KW 36 / 2026 · 31. August 2026

ERBWERT Marktbericht KW 36/2026

Der Kapitalmarkt preist eine EZB-Zinserhöhung im September inzwischen fast vollständig ein. Zugleich zeigt der amtliche Grundstücksmarktbericht für Delmenhorst günstigere Baugrundstücke und deutlich mehr Kaufabschlüsse als im Vorjahr. Die wichtigsten Entwicklungen für Eigentümer, Käufer und Investoren in der Region.

Delmenhorst, Oldenburg, Ganderkesee, Hude, Stuhr, Lemwerder

Einordnung

Dieser Bericht bezieht sich auf den Zeitraum vom 25. bis 31. August 2026 und stützt sich ausschließlich auf öffentlich zugängliche Quellen, ergänzt durch den aktuellen amtlichen Grundstücksmarktbericht des Gutachterausschusses.

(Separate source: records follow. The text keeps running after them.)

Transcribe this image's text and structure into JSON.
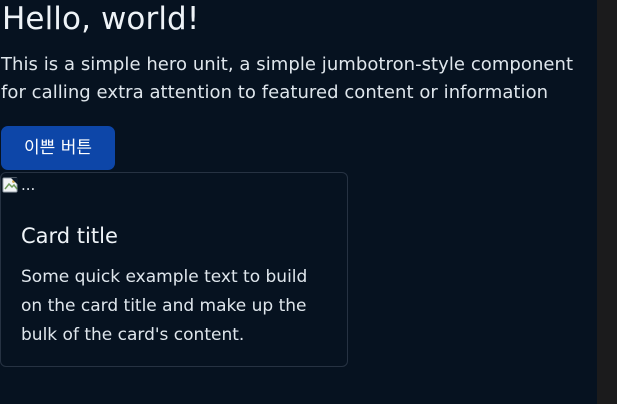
{
  "hero": {
    "title": "Hello, world!",
    "text": "This is a simple hero unit, a simple jumbotron-style component for calling extra attention to featured content or information",
    "button_label": "이쁜 버튼"
  },
  "card": {
    "image_alt": "...",
    "title": "Card title",
    "text": "Some quick example text to build on the card title and make up the bulk of the card's content."
  },
  "icons": {
    "broken_image": "broken-image-icon"
  },
  "colors": {
    "page_background": "#061220",
    "button_background": "#0d46a8",
    "card_border": "#263242",
    "right_rail": "#1b1b1c"
  }
}
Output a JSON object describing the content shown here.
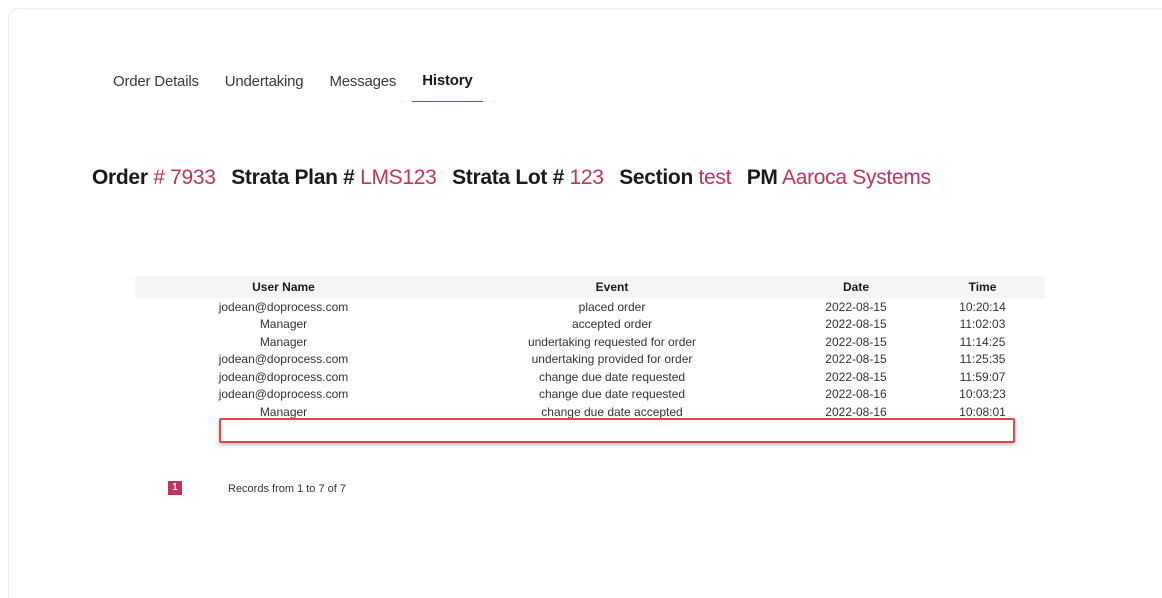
{
  "tabs": [
    {
      "label": "Order Details"
    },
    {
      "label": "Undertaking"
    },
    {
      "label": "Messages"
    },
    {
      "label": "History",
      "active": true
    }
  ],
  "order_info": {
    "order_label": "Order",
    "order_value": "# 7933",
    "plan_label": "Strata Plan #",
    "plan_value": "LMS123",
    "lot_label": "Strata Lot #",
    "lot_value": "123",
    "section_label": "Section",
    "section_value": "test",
    "pm_label": "PM",
    "pm_value": "Aaroca Systems"
  },
  "history_table": {
    "headers": {
      "user": "User Name",
      "event": "Event",
      "date": "Date",
      "time": "Time"
    },
    "rows": [
      {
        "user": "jodean@doprocess.com",
        "event": "placed order",
        "date": "2022-08-15",
        "time": "10:20:14"
      },
      {
        "user": "Manager",
        "event": "accepted order",
        "date": "2022-08-15",
        "time": "11:02:03"
      },
      {
        "user": "Manager",
        "event": "undertaking requested for order",
        "date": "2022-08-15",
        "time": "11:14:25"
      },
      {
        "user": "jodean@doprocess.com",
        "event": "undertaking provided for order",
        "date": "2022-08-15",
        "time": "11:25:35"
      },
      {
        "user": "jodean@doprocess.com",
        "event": "change due date requested",
        "date": "2022-08-15",
        "time": "11:59:07"
      },
      {
        "user": "jodean@doprocess.com",
        "event": "change due date requested",
        "date": "2022-08-16",
        "time": "10:03:23"
      },
      {
        "user": "Manager",
        "event": "change due date accepted",
        "date": "2022-08-16",
        "time": "10:08:01"
      }
    ]
  },
  "pagination": {
    "current_page": "1",
    "records_text": "Records from 1 to 7 of 7"
  },
  "colors": {
    "accent": "#c0335f",
    "highlight_border": "#e0454e"
  }
}
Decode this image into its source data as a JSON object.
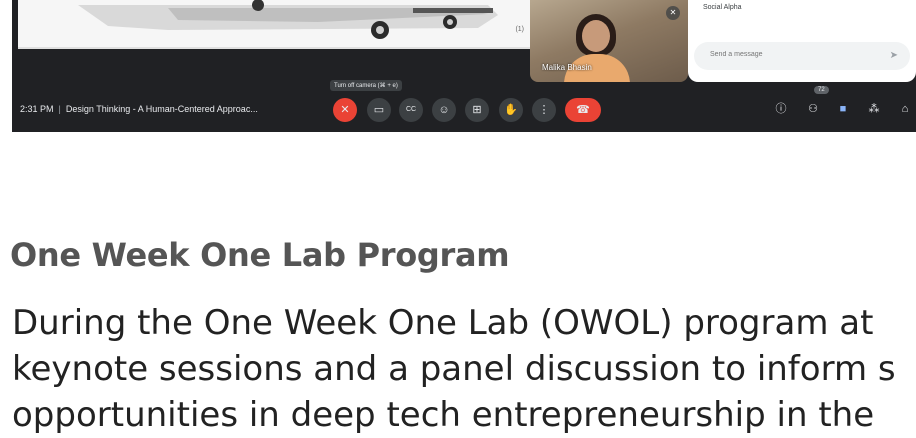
{
  "meet": {
    "presentation": {
      "slide_number": "(1)"
    },
    "participant_tile": {
      "name": "Malika Bhasin",
      "mic_icon": "mic-off-icon"
    },
    "chat": {
      "sender": "Social Alpha",
      "input_placeholder": "Send a message",
      "send_icon": "send-icon"
    },
    "bottom_bar": {
      "time": "2:31 PM",
      "separator": "|",
      "meeting_title": "Design Thinking - A Human-Centered Approac...",
      "tooltip": "Turn off camera (⌘ + e)",
      "controls": [
        {
          "name": "mic-off-icon",
          "glyph": "🎙"
        },
        {
          "name": "camera-icon",
          "glyph": "▭"
        },
        {
          "name": "captions-icon",
          "glyph": "CC"
        },
        {
          "name": "emoji-icon",
          "glyph": "☺"
        },
        {
          "name": "present-icon",
          "glyph": "⊞"
        },
        {
          "name": "raise-hand-icon",
          "glyph": "✋"
        },
        {
          "name": "more-options-icon",
          "glyph": "⋮"
        },
        {
          "name": "end-call-icon",
          "glyph": "☎"
        }
      ],
      "participant_count": "72",
      "right_icons": [
        {
          "name": "info-icon",
          "glyph": "ⓘ"
        },
        {
          "name": "people-icon",
          "glyph": "👥"
        },
        {
          "name": "chat-icon",
          "glyph": "▪"
        },
        {
          "name": "activities-icon",
          "glyph": "⁂"
        },
        {
          "name": "lock-icon",
          "glyph": "🔒"
        }
      ]
    },
    "colors": {
      "bar_background": "#202124",
      "end_call_red": "#ea4335",
      "chat_active_blue": "#8ab4f8"
    }
  },
  "article": {
    "heading": "One Week One Lab Program",
    "lines": [
      "During the One Week One Lab (OWOL) program at",
      "keynote sessions and a panel discussion to inform s",
      "opportunities in deep tech entrepreneurship in the"
    ]
  }
}
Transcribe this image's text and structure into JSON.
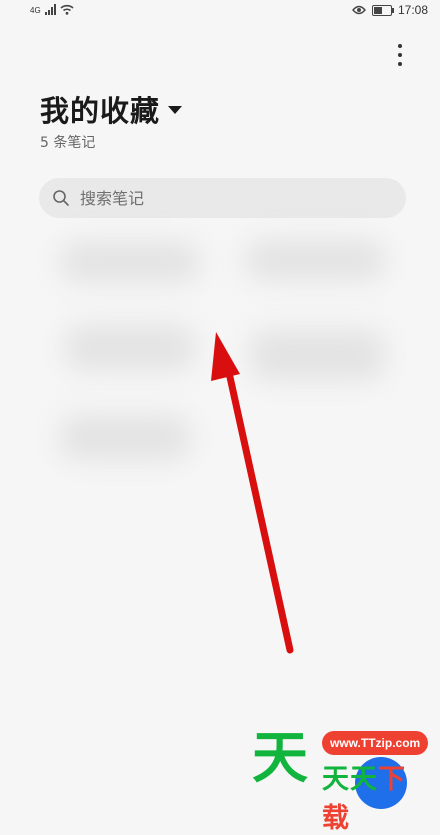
{
  "status_bar": {
    "network": "4G",
    "time": "17:08",
    "icons": [
      "signal-icon",
      "wifi-icon",
      "eye-icon",
      "battery-icon"
    ]
  },
  "header": {
    "title": "我的收藏",
    "note_count": "5 条笔记"
  },
  "search": {
    "placeholder": "搜索笔记"
  },
  "menu": {
    "icon": "more-vertical-icon"
  },
  "notes_grid": {
    "item_count": 5,
    "state": "blurred"
  },
  "fab": {
    "icon": "add-icon",
    "color": "#1e6fe9"
  },
  "annotation": {
    "icon": "red-arrow",
    "color": "#d90f0f"
  },
  "watermark": {
    "brand_char": "天",
    "url": "www.TTzip.com",
    "text_part1": "天天",
    "text_part2": "下载"
  },
  "colors": {
    "background": "#f6f6f6",
    "search_bg": "#e9e9e9"
  }
}
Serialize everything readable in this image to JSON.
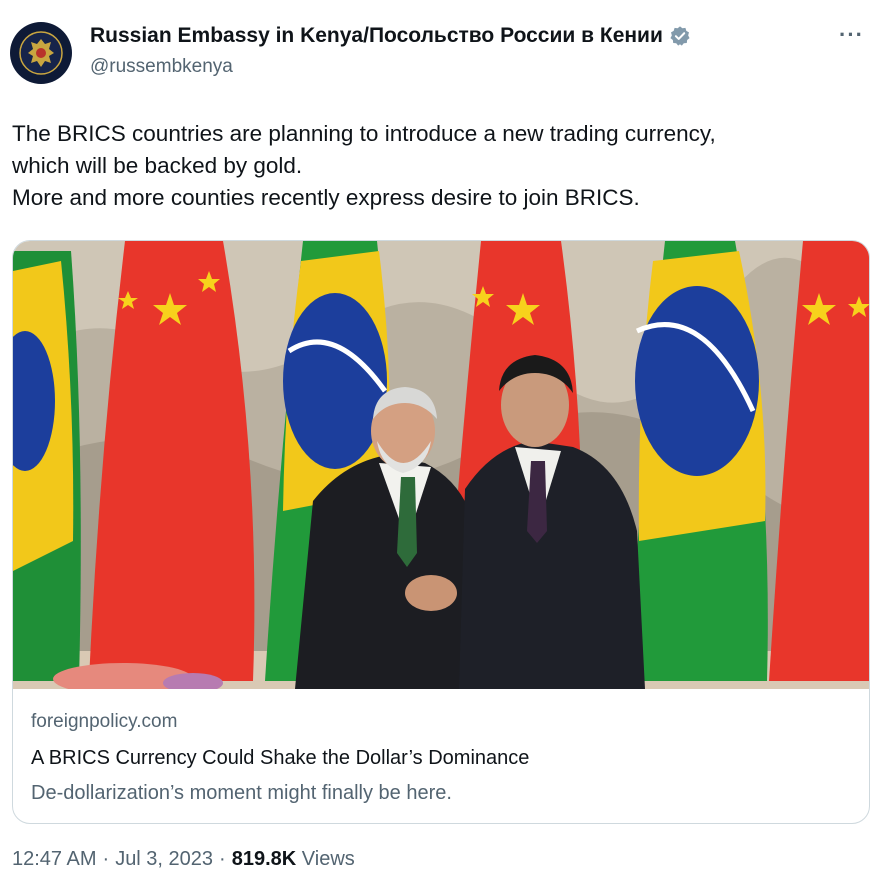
{
  "author": {
    "display_name": "Russian Embassy in Kenya/Посольство России в Кении",
    "handle": "@russembkenya",
    "verified_icon": "verified-badge-icon",
    "avatar_icon": "coat-of-arms-icon"
  },
  "menu": {
    "more_label": "···"
  },
  "tweet": {
    "lines": [
      "The BRICS countries are planning to introduce a new trading currency,",
      "which will be backed by gold.",
      "More and more counties recently express desire to join BRICS."
    ]
  },
  "card": {
    "image_icon": "photo-handshake-flags",
    "domain": "foreignpolicy.com",
    "title": "A BRICS Currency Could Shake the Dollar’s Dominance",
    "description": "De-dollarization’s moment might finally be here."
  },
  "footer": {
    "time": "12:47 AM",
    "sep1": "·",
    "date": "Jul 3, 2023",
    "sep2": "·",
    "views_count": "819.8K",
    "views_label": "Views"
  },
  "colors": {
    "text": "#0f1419",
    "secondary": "#536471",
    "border": "#cfd9de",
    "verified": "#829aab",
    "china_red": "#e8362b",
    "brazil_green": "#219a3a",
    "brazil_yellow": "#f2c81a",
    "brazil_blue": "#1c3e9c"
  }
}
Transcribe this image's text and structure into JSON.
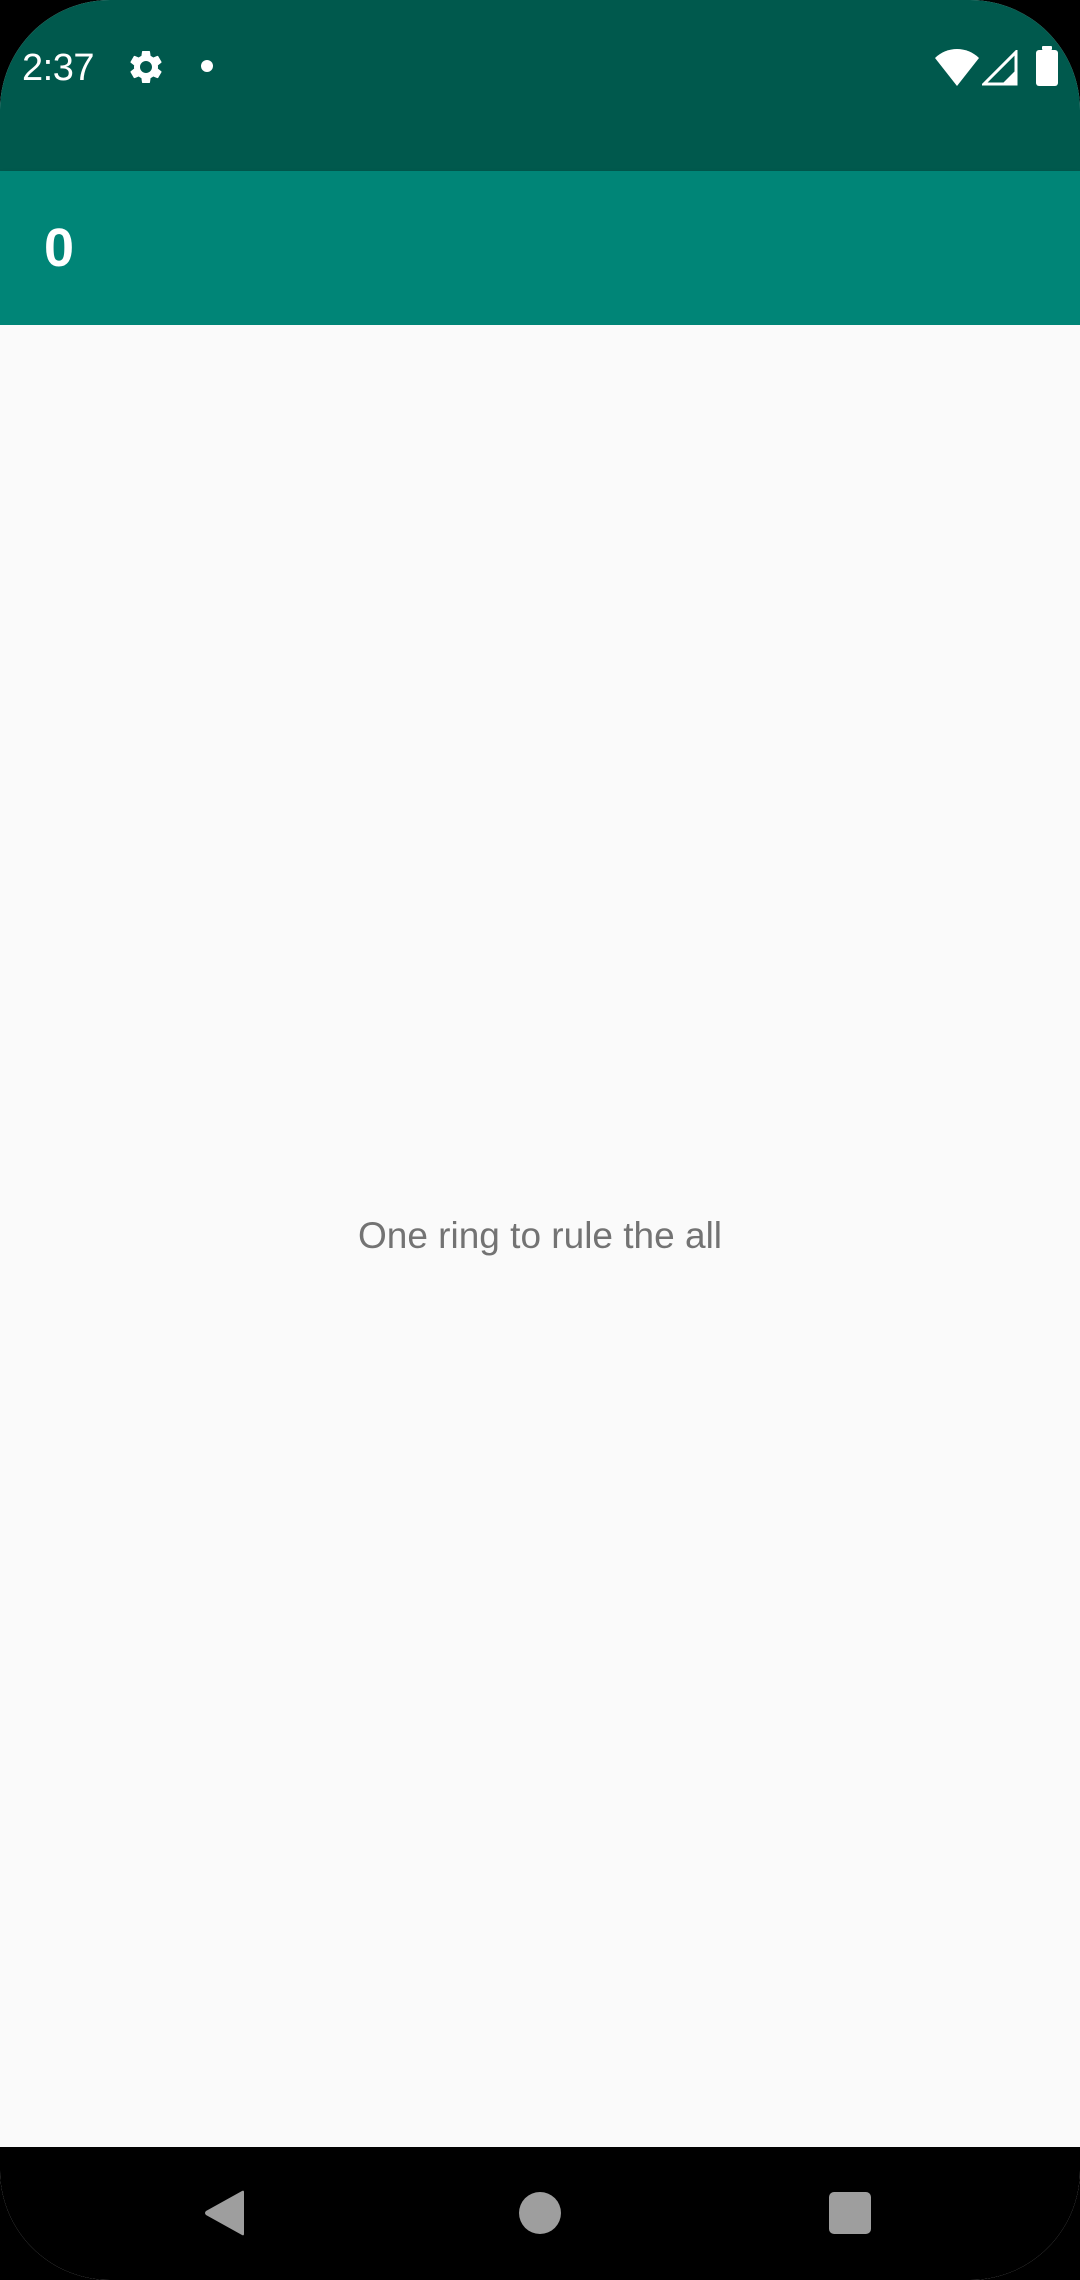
{
  "status_bar": {
    "time": "2:37",
    "icons": [
      "gear-icon",
      "notification-dot-icon",
      "wifi-icon",
      "cell-signal-icon",
      "battery-icon"
    ]
  },
  "app_bar": {
    "title": "0"
  },
  "main": {
    "message": "One ring to rule the all"
  },
  "nav_bar": {
    "icons": [
      "back-icon",
      "home-icon",
      "recents-icon"
    ]
  },
  "colors": {
    "status_bar": "#00594d",
    "app_bar": "#008577",
    "background": "#fafafa",
    "message_text": "#737373",
    "nav_bar": "#000000",
    "nav_icons": "#9e9e9e"
  }
}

Zinsmonitor: Markt preist September-Erhöhung nun fast vollständig ein

Innerhalb einer Woche hat sich die Erwartungshaltung am Kapitalmarkt spürbar verschoben. Während vergangene Woche noch von einer uneinheitlichen Markterwartung berichtet wurde, preisen Händler nun eine EZB-Zinserhöhung bei der Sitzung am 10. September nahezu vollständig ein, zusätzlich rund 40 Basispunkte weiterer Straffung bis Jahresende. Die Bundesanleihe-Rendite selbst verharrt bei etwa 3,25 Prozent nahe ihrem 15-Jahres-Hoch, Haupttreiber bleibt die Unsicherheit um die Straße von Hormus und die Ölpreisentwicklung.

Amtlicher Grundstücksmarktbericht: günstigere Grundstücke, mehr Abschlüsse in Delmenhorst

Der aktuelle Grundstücksmarktbericht des Gutachterausschusses für den Zeitraum November 2024 bis Oktober 2025 zeigt für Delmenhorst ein differenziertes Bild. Der mittlere Baugrundstückspreis ist deutlich gesunken, weil im Berichtszeitraum verstärkt Grundstücke außerhalb der hochpreisigen Bodenrichtwertzonen verkauft wurden, nicht weil das Preisniveau in den etablierten Lagen selbst gefallen wäre. Gleichzeitig ist die Zahl der notariell beurkundeten Immobilien-Kaufverträge um 9 Prozent auf 786 gestiegen. Der Vorsitzende des Gutachterausschusses wird mit den Worten zitiert, die Käuferschaft habe sich an das höhere Zinsniveau gewöhnt und kaufe wieder.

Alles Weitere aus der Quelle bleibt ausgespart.